Topics for Substance Abuse Groups

Substance abuse affects over 3 million people in the United States and can lead to a myriad of problems. Consequences of substance abuse and addiction include problems in major life areas, such as work, family and school as well as health and mental health issues. Group therapy is the most widely used and recommended treatment for people with substance abuse problems. There are many types of therapy groups, but most cover a few fundamental topics.


Psychoeducation is an important topic for people in recovery from substance abuse and addiction. The goal is to educate participants and their families about the biological effects of addiction, including how the body becomes addicted to a specific drug, what the biological consequences of short and long-term use might be. These groups also look at topics of withdrawal, detoxification and long-term physiological effects of being clean or sober. Psychoeducational topics also include mental health issues related to substance abuse. This is important because some people use alcohol or drugs as a way to treat an underlying mental health issue, while others experience mental health issues related to drug abuse.

Coping Skills

These topics often are discussed in terms of relapse prevention and include skills and coping methods for recovery 1. Participants learn about what relapse means, what high-risk situations or triggers are for relapse and how to recognize and anticipate these triggers. Topics may include the 12 steps or traditions used by Alcoholics and Narcotics Anonymous and the process of completing these steps. Discussion may also revolve around stages of change, how to talk to loved ones about addiction and recovery, and what it means to be in recovery from substance addiction.

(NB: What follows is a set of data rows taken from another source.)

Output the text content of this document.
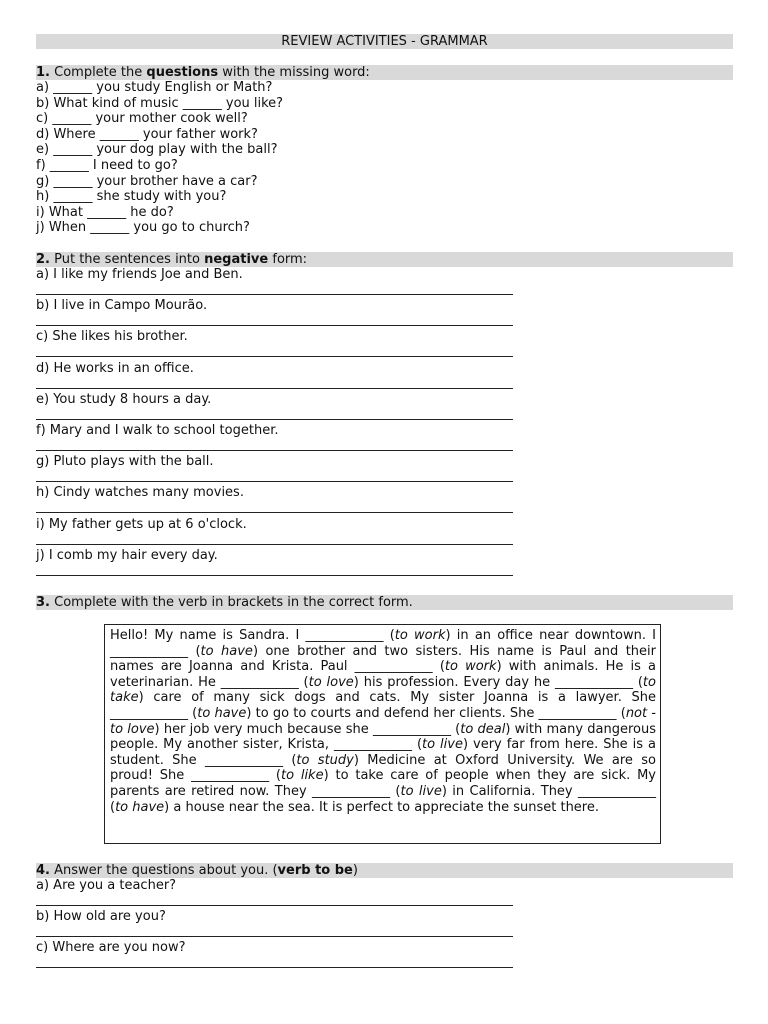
REVIEW ACTIVITIES - GRAMMAR
1. Complete the questions with the missing word:
a) ______ you study English or Math?
b) What kind of music ______ you like?
c) ______ your mother cook well?
d) Where ______ your father work?
e) ______ your dog play with the ball?
f) ______ I need to go?
g) ______ your brother have a car?
h) ______ she study with you?
i) What ______ he do?
j) When ______ you go to church?
2. Put the sentences into negative form:
a) I like my friends Joe and Ben.
b) I live in Campo Mourão.
c) She likes his brother.
d) He works in an office.
e) You study 8 hours a day.
f) Mary and I walk to school together.
g) Pluto plays with the ball.
h) Cindy watches many movies.
i) My father gets up at 6 o'clock.
j) I comb my hair every day.
3. Complete with the verb in brackets in the correct form.
Hello! My name is Sandra. I ____________ (to work) in an office near downtown. I ____________ (to have) one brother and two sisters. His name is Paul and their names are Joanna and Krista. Paul ____________ (to work) with animals. He is a veterinarian. He ____________ (to love) his profession. Every day he ____________ (to take) care of many sick dogs and cats. My sister Joanna is a lawyer. She ____________ (to have) to go to courts and defend her clients. She ____________ (not - to love) her job very much because she ____________ (to deal) with many dangerous people. My another sister, Krista, ____________ (to live) very far from here. She is a student. She ____________ (to study) Medicine at Oxford University. We are so proud! She ____________ (to like) to take care of people when they are sick. My parents are retired now. They ____________ (to live) in California. They ____________ (to have) a house near the sea. It is perfect to appreciate the sunset there.
4. Answer the questions about you. (verb to be)
a) Are you a teacher?
b) How old are you?
c) Where are you now?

Open processing groups may take the form of self-help or 12-step groups, such as Alcoholics Anonymous or psychotherapy groups. A processing group can either be client-run, as in AA or facilitated by a counselor. These groups may have a broad topic, such as family or work issues related to recovery, but the point of the group is for participants to supply support and encouragement to each other. In this way, group participants can “normalize” others' experiences, helping each other to feel less isolated in their problems.